March 11, 2017 – Living Without Restriction


“The unrestricted person, who has in hand what they will in all events, is free. But anyone who can be restricted, coerced, or pushed into something against what they will is a slave.” – Epictetus, Discourses, 4.1.128b-129a

I’m going to dig into my bag of bands, again. This time we’re touching down in the 80’s. The band is The Bolshoi, and the song is “Someone’s Daughter” from their album “Friends”.

I wish I knew the secret of success
Then I could laugh about it, I could say I couldn’t care less
I don’t want to wait for the dinner plate (No Way)
Is there any hope for the record plate (Today)
I don’t see no sign, I don’t see no sign
I just got to get out there and find the thing and make it mine

Oh, here it comes again that old feeling
I’ve had since I don’t know when, don’t ask me to explain, no
I’m no different, I’m the same, yes
There was once a time when I knew how to (Do Things)
I just don’t care, very debonair (No Strings)
I’ve had lesson one, I’ve had lesson one
If you get half of what you want out of this life, you’re lucky son

So much to be unpacked.
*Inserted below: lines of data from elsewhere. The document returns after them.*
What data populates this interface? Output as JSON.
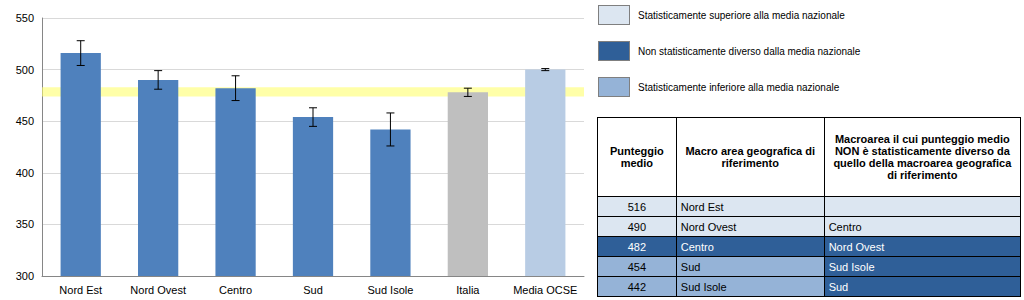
{
  "chart_data": {
    "type": "bar",
    "categories": [
      "Nord Est",
      "Nord Ovest",
      "Centro",
      "Sud",
      "Sud Isole",
      "Italia",
      "Media OCSE"
    ],
    "values": [
      516,
      490,
      482,
      454,
      442,
      478,
      500
    ],
    "errors": [
      12,
      9,
      12,
      9,
      16,
      4,
      1
    ],
    "colors": [
      "#4f81bd",
      "#4f81bd",
      "#4f81bd",
      "#4f81bd",
      "#4f81bd",
      "#bfbfbf",
      "#b8cce4"
    ],
    "band": [
      474,
      483
    ],
    "ylim": [
      300,
      550
    ],
    "yticks": [
      300,
      350,
      400,
      450,
      500,
      550
    ],
    "grid": true
  },
  "legend_boxes": [
    {
      "text": "Statisticamente superiore alla media nazionale",
      "color": "#dce6f1"
    },
    {
      "text": "Non statisticamente diverso dalla media nazionale",
      "color": "#2f5f98"
    },
    {
      "text": "Statisticamente inferiore alla media nazionale",
      "color": "#95b3d7"
    }
  ],
  "table": {
    "header": [
      "Punteggio medio",
      "Macro area geografica di riferimento",
      "Macroarea il cui punteggio medio NON è statisticamente diverso da quello della macroarea geografica di riferimento"
    ],
    "rows": [
      {
        "score": 516,
        "area": "Nord Est",
        "not_different": null,
        "color": "#dce6f1",
        "comparison_color": "#dce6f1"
      },
      {
        "score": 490,
        "area": "Nord Ovest",
        "not_different": "Centro",
        "color": "#dce6f1",
        "comparison_color": "#dce6f1"
      },
      {
        "score": 482,
        "area": "Centro",
        "not_different": "Nord Ovest",
        "color": "#2f5f98",
        "comparison_color": "#2f5f98"
      },
      {
        "score": 454,
        "area": "Sud",
        "not_different": "Sud Isole",
        "color": "#95b3d7",
        "comparison_color": "#2f5f98"
      },
      {
        "score": 442,
        "area": "Sud Isole",
        "not_different": "Sud",
        "color": "#95b3d7",
        "comparison_color": "#2f5f98"
      }
    ]
  }
}
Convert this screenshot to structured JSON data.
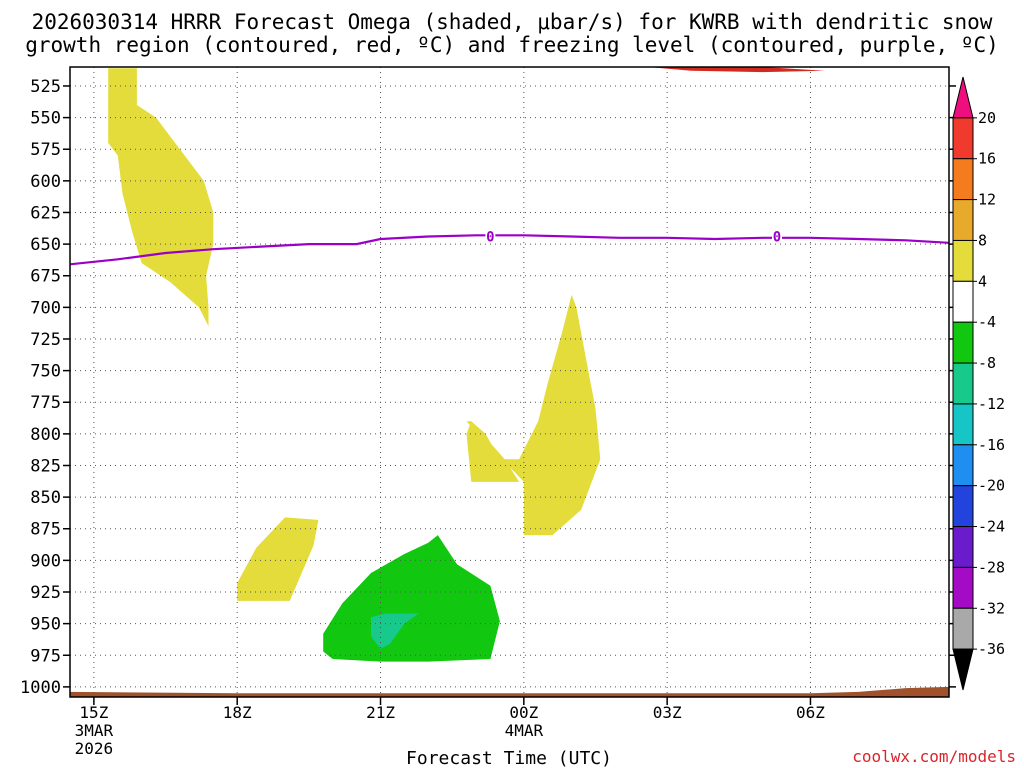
{
  "chart_data": {
    "type": "cross-section",
    "title_line1": "2026030314 HRRR Forecast Omega (shaded, μbar/s) for KWRB with dendritic snow",
    "title_line2": "growth region (contoured, red, ºC) and freezing level (contoured, purple, ºC)",
    "xlabel": "Forecast Time (UTC)",
    "credit": "coolwx.com/models",
    "x_start_hour": 14.5,
    "x_end_hour": 32.9,
    "y_range_hpa": [
      510,
      1008
    ],
    "y_ticks": [
      525,
      550,
      575,
      600,
      625,
      650,
      675,
      700,
      725,
      750,
      775,
      800,
      825,
      850,
      875,
      900,
      925,
      950,
      975,
      1000
    ],
    "x_ticks": [
      {
        "hour": 15,
        "label": "15Z",
        "date": "3MAR",
        "year": "2026"
      },
      {
        "hour": 18,
        "label": "18Z"
      },
      {
        "hour": 21,
        "label": "21Z"
      },
      {
        "hour": 24,
        "label": "00Z",
        "date": "4MAR"
      },
      {
        "hour": 27,
        "label": "03Z"
      },
      {
        "hour": 30,
        "label": "06Z"
      }
    ],
    "grid": true,
    "colorbar": {
      "labels": [
        "20",
        "16",
        "12",
        "8",
        "4",
        "-4",
        "-8",
        "-12",
        "-16",
        "-20",
        "-24",
        "-28",
        "-32",
        "-36"
      ],
      "colors": [
        "#ee0e7d",
        "#f03a2e",
        "#f47c1e",
        "#e8aa2a",
        "#e4dc3a",
        "#ffffff",
        "#11c710",
        "#17c98a",
        "#16c6c6",
        "#1e8ef0",
        "#2244dd",
        "#6a1ccc",
        "#a40bc4",
        "#a9a9a9",
        "#000000"
      ]
    },
    "freezing_level": {
      "label": "0",
      "color": "#9b00c8",
      "points": [
        [
          14.5,
          666
        ],
        [
          15.5,
          662
        ],
        [
          16.5,
          657
        ],
        [
          17.5,
          654
        ],
        [
          18.5,
          652
        ],
        [
          19.5,
          650
        ],
        [
          20.5,
          650
        ],
        [
          21.0,
          646
        ],
        [
          22.0,
          644
        ],
        [
          23.0,
          643
        ],
        [
          24.0,
          643
        ],
        [
          25.0,
          644
        ],
        [
          26.0,
          645
        ],
        [
          27.0,
          645
        ],
        [
          28.0,
          646
        ],
        [
          29.0,
          645
        ],
        [
          30.0,
          645
        ],
        [
          31.0,
          646
        ],
        [
          32.0,
          647
        ],
        [
          32.9,
          649
        ]
      ]
    },
    "dendritic_zone": {
      "color": "#d22b1e",
      "points": [
        [
          26.6,
          510
        ],
        [
          27.5,
          513
        ],
        [
          29.0,
          514
        ],
        [
          30.3,
          513
        ],
        [
          29.0,
          510
        ]
      ]
    },
    "surface": {
      "color": "#a0522d",
      "points": [
        [
          14.5,
          1004
        ],
        [
          18.0,
          1005
        ],
        [
          21.0,
          1005
        ],
        [
          24.0,
          1005
        ],
        [
          30.0,
          1005
        ],
        [
          31.0,
          1004
        ],
        [
          32.0,
          1001
        ],
        [
          32.9,
          1000
        ]
      ]
    },
    "omega_regions": [
      {
        "name": "upward-motion-4-8-a",
        "value_range": [
          4,
          8
        ],
        "color": "#e4dc3a",
        "points": [
          [
            15.3,
            511
          ],
          [
            15.9,
            511
          ],
          [
            15.9,
            540
          ],
          [
            16.3,
            550
          ],
          [
            16.8,
            575
          ],
          [
            17.3,
            600
          ],
          [
            17.5,
            625
          ],
          [
            17.5,
            650
          ],
          [
            17.35,
            675
          ],
          [
            17.4,
            700
          ],
          [
            17.4,
            715
          ],
          [
            17.2,
            700
          ],
          [
            16.6,
            680
          ],
          [
            16.0,
            665
          ],
          [
            15.8,
            640
          ],
          [
            15.6,
            610
          ],
          [
            15.5,
            580
          ],
          [
            15.3,
            570
          ],
          [
            15.3,
            511
          ]
        ]
      },
      {
        "name": "upward-motion-4-8-b",
        "value_range": [
          4,
          8
        ],
        "color": "#e4dc3a",
        "points": [
          [
            18.0,
            918
          ],
          [
            18.4,
            890
          ],
          [
            19.0,
            866
          ],
          [
            19.7,
            868
          ],
          [
            19.6,
            888
          ],
          [
            19.1,
            932
          ],
          [
            18.0,
            932
          ]
        ]
      },
      {
        "name": "upward-motion-4-8-c",
        "value_range": [
          4,
          8
        ],
        "color": "#e4dc3a",
        "points": [
          [
            22.8,
            790
          ],
          [
            23.2,
            808
          ],
          [
            23.8,
            830
          ],
          [
            24.0,
            838
          ],
          [
            24.0,
            880
          ],
          [
            24.6,
            880
          ],
          [
            25.2,
            860
          ],
          [
            25.6,
            820
          ],
          [
            25.5,
            780
          ],
          [
            25.3,
            740
          ],
          [
            25.1,
            700
          ],
          [
            25.0,
            690
          ],
          [
            24.8,
            720
          ],
          [
            24.5,
            760
          ],
          [
            24.3,
            790
          ],
          [
            23.9,
            820
          ],
          [
            23.5,
            820
          ],
          [
            23.2,
            800
          ],
          [
            22.9,
            790
          ]
        ]
      },
      {
        "name": "upward-motion-4-8-d",
        "value_range": [
          4,
          8
        ],
        "color": "#e4dc3a",
        "points": [
          [
            22.8,
            800
          ],
          [
            22.9,
            838
          ],
          [
            23.9,
            838
          ],
          [
            23.6,
            820
          ],
          [
            22.9,
            790
          ]
        ]
      },
      {
        "name": "downward-motion-neg4-neg8",
        "value_range": [
          -8,
          -4
        ],
        "color": "#11c710",
        "points": [
          [
            19.8,
            958
          ],
          [
            20.2,
            934
          ],
          [
            20.8,
            910
          ],
          [
            21.5,
            895
          ],
          [
            22.0,
            886
          ],
          [
            22.2,
            880
          ],
          [
            22.6,
            903
          ],
          [
            23.3,
            920
          ],
          [
            23.5,
            948
          ],
          [
            23.3,
            978
          ],
          [
            22.0,
            980
          ],
          [
            21.0,
            980
          ],
          [
            20.0,
            978
          ],
          [
            19.8,
            972
          ],
          [
            19.8,
            958
          ]
        ]
      },
      {
        "name": "downward-motion-neg8-neg12",
        "value_range": [
          -12,
          -8
        ],
        "color": "#17c98a",
        "points": [
          [
            20.8,
            945
          ],
          [
            21.1,
            942
          ],
          [
            21.8,
            942
          ],
          [
            21.5,
            950
          ],
          [
            21.2,
            966
          ],
          [
            21.0,
            970
          ],
          [
            20.8,
            960
          ]
        ]
      }
    ]
  }
}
First, if we’re looking for signs to tell us what to do, we’re living under restrictions. Second, if we’re waiting for permission to launch ourselves into the hands of fate, we’re living under restrictions. Lastly, do we really want to be in a position where we feel lucky to get half of what we want out of this life?
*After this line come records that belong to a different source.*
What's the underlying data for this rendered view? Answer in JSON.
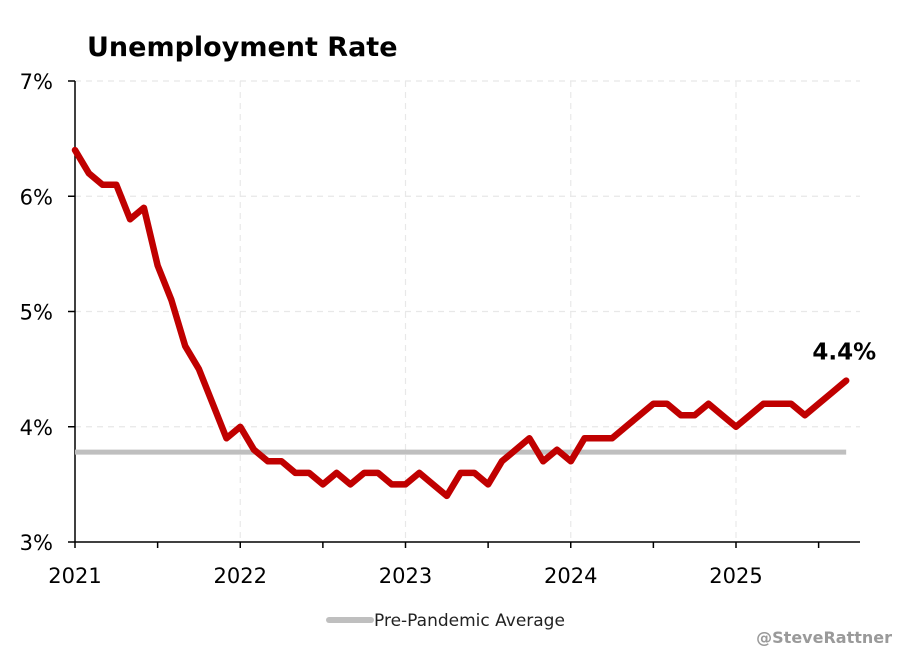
{
  "chart_data": {
    "type": "line",
    "title": "Unemployment Rate",
    "xlabel": "",
    "ylabel": "",
    "x_tick_labels": [
      "2021",
      "2022",
      "2023",
      "2024",
      "2025"
    ],
    "y_tick_labels": [
      "7%",
      "6%",
      "5%",
      "4%",
      "3%"
    ],
    "ylim": [
      3,
      7
    ],
    "xlim": [
      0,
      57
    ],
    "grid": true,
    "series": [
      {
        "name": "Unemployment Rate",
        "color": "#c00000",
        "start": "2021-01",
        "values": [
          6.4,
          6.2,
          6.1,
          6.1,
          5.8,
          5.9,
          5.4,
          5.1,
          4.7,
          4.5,
          4.2,
          3.9,
          4.0,
          3.8,
          3.7,
          3.7,
          3.6,
          3.6,
          3.5,
          3.6,
          3.5,
          3.6,
          3.6,
          3.5,
          3.5,
          3.6,
          3.5,
          3.4,
          3.6,
          3.6,
          3.5,
          3.7,
          3.8,
          3.9,
          3.7,
          3.8,
          3.7,
          3.9,
          3.9,
          3.9,
          4.0,
          4.1,
          4.2,
          4.2,
          4.1,
          4.1,
          4.2,
          4.1,
          4.0,
          4.1,
          4.2,
          4.2,
          4.2,
          4.1,
          4.2,
          4.3,
          4.4
        ]
      }
    ],
    "reference_lines": [
      {
        "name": "Pre-Pandemic Average",
        "value": 3.78,
        "color": "#bfbfbf"
      }
    ],
    "annotations": [
      {
        "text": "4.4%",
        "attach": "series-end"
      }
    ],
    "legend": {
      "position": "bottom",
      "entries": [
        "Pre-Pandemic Average"
      ]
    }
  },
  "credit": "@SteveRattner"
}
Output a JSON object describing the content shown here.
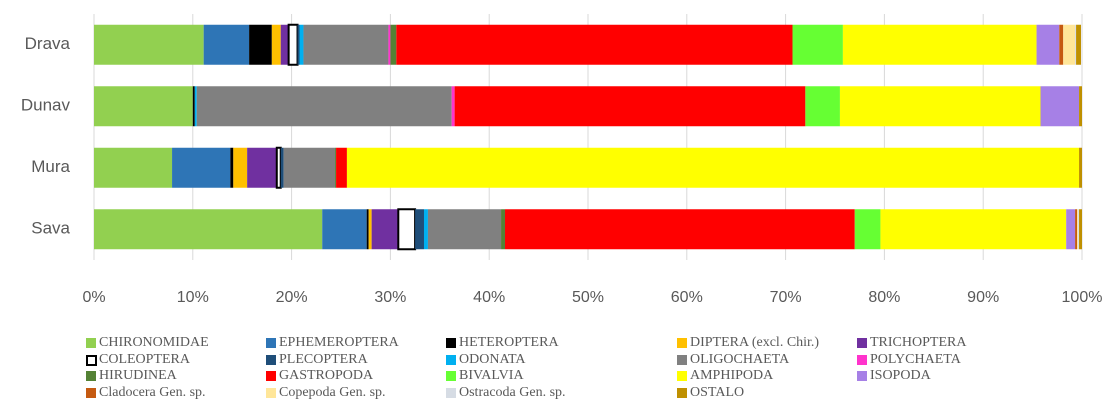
{
  "chart_data": {
    "type": "stacked_bar_horizontal",
    "categories": [
      "Drava",
      "Dunav",
      "Mura",
      "Sava"
    ],
    "series": [
      {
        "name": "CHIRONOMIDAE",
        "color": "#92d050",
        "values": [
          11.1,
          10.0,
          7.9,
          23.1
        ]
      },
      {
        "name": "EPHEMEROPTERA",
        "color": "#2e75b6",
        "values": [
          4.6,
          0,
          5.9,
          4.5
        ]
      },
      {
        "name": "HETEROPTERA",
        "color": "#000000",
        "values": [
          2.3,
          0.2,
          0.3,
          0.2
        ]
      },
      {
        "name": "DIPTERA (excl. Chir.)",
        "color": "#ffc000",
        "values": [
          0.9,
          0,
          1.4,
          0.3
        ]
      },
      {
        "name": "TRICHOPTERA",
        "color": "#7030a0",
        "values": [
          0.8,
          0,
          3.0,
          2.7
        ]
      },
      {
        "name": "COLEOPTERA",
        "color": "#ffffff",
        "values": [
          0.9,
          0,
          0.4,
          1.7
        ]
      },
      {
        "name": "PLECOPTERA",
        "color": "#1f4e79",
        "values": [
          0.2,
          0,
          0.3,
          0.9
        ]
      },
      {
        "name": "ODONATA",
        "color": "#00b0f0",
        "values": [
          0.4,
          0.2,
          0,
          0.4
        ]
      },
      {
        "name": "OLIGOCHAETA",
        "color": "#808080",
        "values": [
          8.6,
          25.8,
          5.2,
          7.4
        ]
      },
      {
        "name": "POLYCHAETA",
        "color": "#ff33cc",
        "values": [
          0.2,
          0.3,
          0,
          0
        ]
      },
      {
        "name": "HIRUDINEA",
        "color": "#548235",
        "values": [
          0.6,
          0,
          0.1,
          0.4
        ]
      },
      {
        "name": "GASTROPODA",
        "color": "#ff0000",
        "values": [
          40.1,
          35.5,
          1.1,
          35.4
        ]
      },
      {
        "name": "BIVALVIA",
        "color": "#66ff33",
        "values": [
          5.1,
          3.5,
          0,
          2.6
        ]
      },
      {
        "name": "AMPHIPODA",
        "color": "#ffff00",
        "values": [
          19.6,
          20.3,
          74.1,
          18.8
        ]
      },
      {
        "name": "ISOPODA",
        "color": "#a680e6",
        "values": [
          2.3,
          3.9,
          0,
          0.9
        ]
      },
      {
        "name": "Cladocera Gen. sp.",
        "color": "#c55a11",
        "values": [
          0.4,
          0,
          0,
          0.2
        ]
      },
      {
        "name": "Copepoda Gen. sp.",
        "color": "#ffe699",
        "values": [
          1.2,
          0,
          0,
          0.1
        ]
      },
      {
        "name": "Ostracoda Gen. sp.",
        "color": "#d6dce4",
        "values": [
          0.1,
          0,
          0,
          0.1
        ]
      },
      {
        "name": "OSTALO",
        "color": "#bf9000",
        "values": [
          0.5,
          0.3,
          0.3,
          0.3
        ]
      }
    ],
    "xlim": [
      0,
      100
    ],
    "xticks": [
      {
        "value": 0,
        "label": "0%"
      },
      {
        "value": 10,
        "label": "10%"
      },
      {
        "value": 20,
        "label": "20%"
      },
      {
        "value": 30,
        "label": "30%"
      },
      {
        "value": 40,
        "label": "40%"
      },
      {
        "value": 50,
        "label": "50%"
      },
      {
        "value": 60,
        "label": "60%"
      },
      {
        "value": 70,
        "label": "70%"
      },
      {
        "value": 80,
        "label": "80%"
      },
      {
        "value": 90,
        "label": "90%"
      },
      {
        "value": 100,
        "label": "100%"
      }
    ],
    "grid": true,
    "legend": "bottom"
  }
}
In 4.1 Epictetus uses the example of being a Senator, while still being a slave. He asks:

[17] Were you never ordered by your beloved to do something that you didn’t want to do? Have you never flattered your little slave? Have you never kissed his feet? And yet, if you were compelled to kiss Caesar’s feet, you’d regard that as an outrage and the height of tyranny. Is slavery anything other than that, then?

The key here is to understand what it means to do something you don’t want to do. In the time of Epictetus, slaves performed many tasks that allowed freemen higher pursuits. Some slaves were treated well, so well that they were allowed to keep some of the money made from labor. Others were treated like a piece of property. The very idea of kissing a slave’s feet implies an act of freedom, where kissing Caesar’s is more of a demand. There is a significant difference in doing something for someone you love as an order, and doing it because you want to make them happy even if you would rather be elsewhere.
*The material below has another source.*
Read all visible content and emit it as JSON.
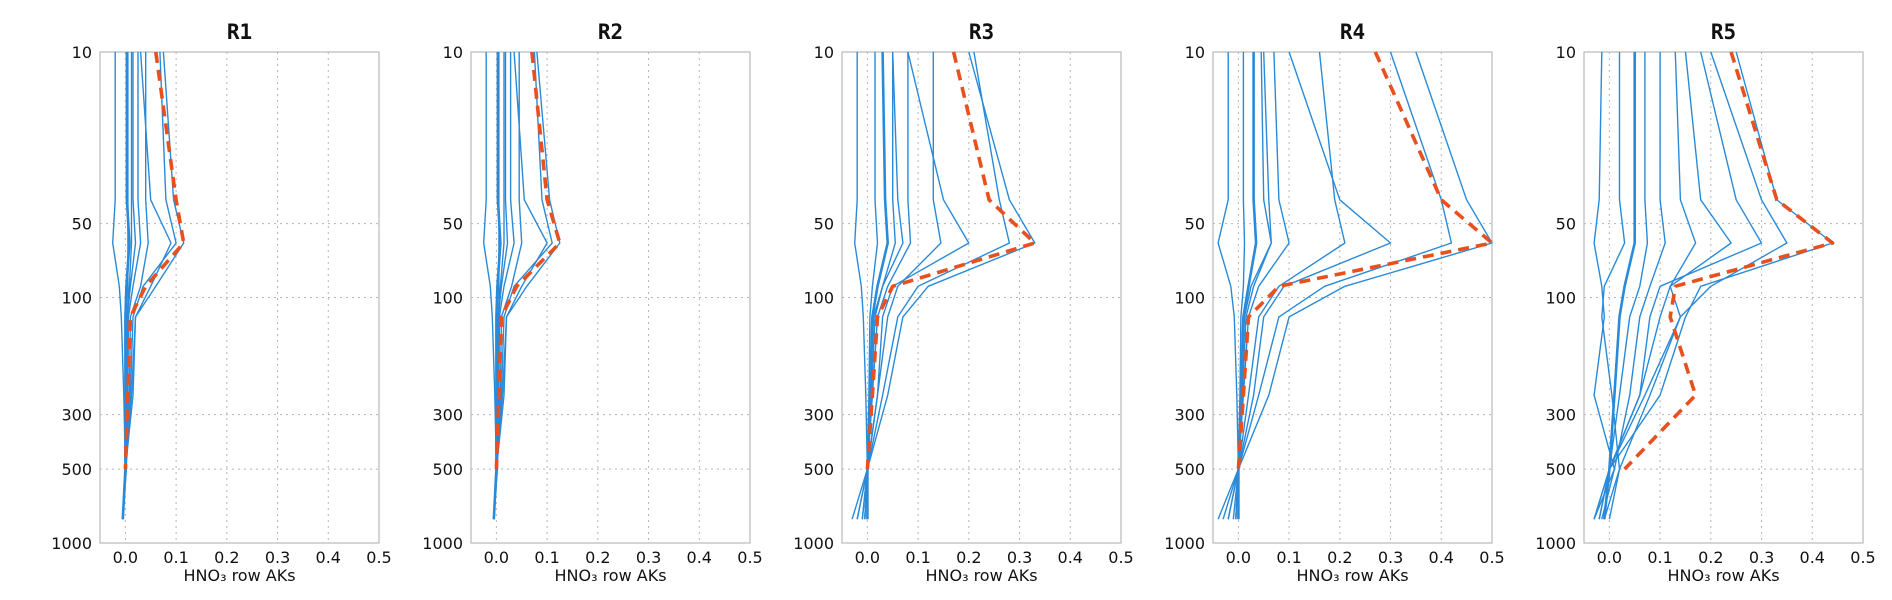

What burden does restriction put upon us? How should we oppose it? He defines the want of freedom in very extreme terms.

[29] That is why we call free only those animals that won’t put up with captivity, but escape through death as soon as they’re captured.

It’s an important question to ask: how am I living? Am I aware of what I’m giving up for the nice car, house, and other material trappings? Am I forced to march to the orders of someone in charge, or am I being led by someone who appreciates my voice? Who respects me?

When we value freedom above things our world, and live, surely has greater meaning.